Newdow
Michael Newdow was asked on Tuesday about prayer at public school graduations. He said he opposed having a school sponsor or set aside time for a prayer at any school-organized event. (I understood that to include cases where students led the prayer, as in Santa Fe Independent School District v. Doe, presumably because the school was still endorsing or encouraging prayer by inviting the students to do that, or by putting it on the schedule.)
Newdow then mentioned a case where a student who was valedictorian of his class had sought to talk about and praise Jesus in a valedictory address. The school prohibited and prevented this.
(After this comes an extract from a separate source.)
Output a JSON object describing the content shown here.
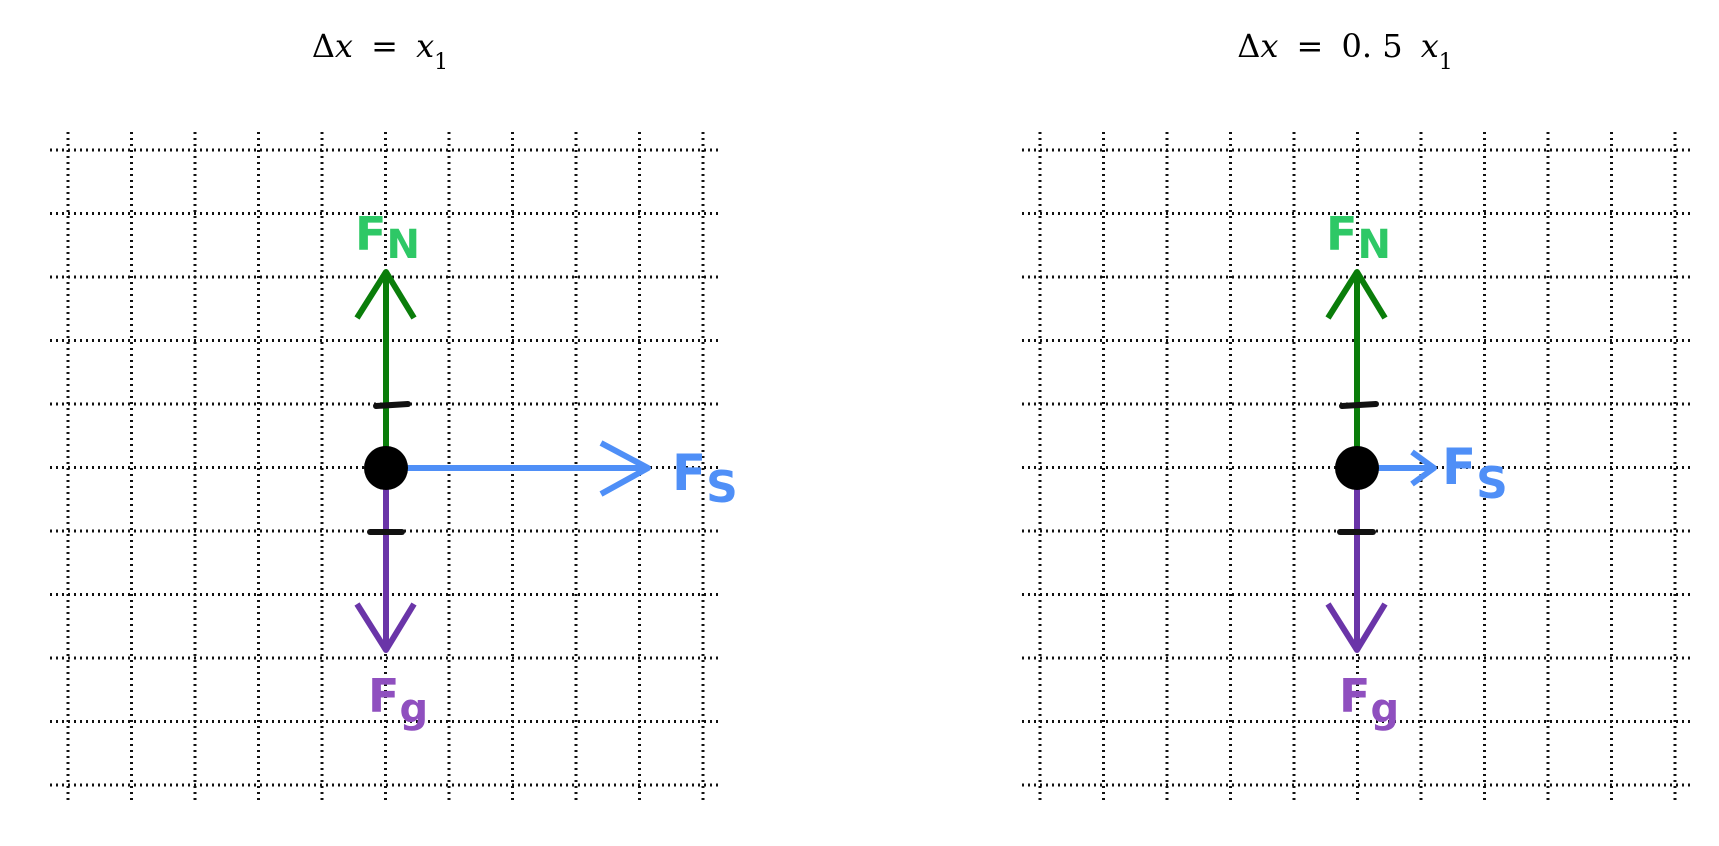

Newdow said the student had been wronged, because it was inappropriate for the school to decide that a religious message on the part of a student was less valuable or less deserving of expression than some other message on the part of a student. If, he argued, the school had decided that whoever was the best or highest-achieving student had thereby earned the right to give a message of his or her choice to the whole graduating class, the school was not entitled to say that a particular viewpoint should not be expressed. If the school would not say that a valedictorian's speech shouldn't advocate for or against the war in Afghanistan, the school should also not be allowed to say that the valedictorian's speech shouldn't advocate for or against religion. To do otherwise would imply that religious speech is less permissible or less protected than other speech, or that religious views are less permissible or less protected or favored than other views. So in a case where a school permits someone to express a personal view, the school shouldn't say that this can't be a religious or anti-religious view.
So Newdow said that religious valedictorians ought to be able to express their religious beliefs in a graduation ceremony if it was the policy of a school that valedictorians ought to be able to express their own views. This was important in order to ensure that the school didn't discriminate against anyone's views.
In discussing this with people, he kept pointing out that valedictorian are routinely permitted to say extremely controversial things which offend many audience members. His favorite example seemed to be the fact that schools permitted valedictorians to oppose the U.S. war in Afghanistan (and past or prospective war with Iraq). They would not usually say that this kind of view couldn't be expressed simply because it might offend people. Critics would argue that the audience at a graduation was "captive" and was being forced by the school to listen to a particular message. And Newdow would reply along the lines of "So, are they any less captive when the speaker has an antiwar message, and the school is forcing them to listen to that message?" He considered it essential that, under the first amendment, religious expression is not in any way inferior to non-religious expression, and that people ought to freely and openly express their religious beliefs.
I thought that point of view made sense and provided evidence that Newdow's campaign is a campaign for the first amendment and not against religion. Do Newdow's critics know that he is defending the rights of religious students to speak against the objections of non-religious students who might be offended by religious speech? Do they know that?
(The student whose cause Newdow supported was Jason Niemeyer.)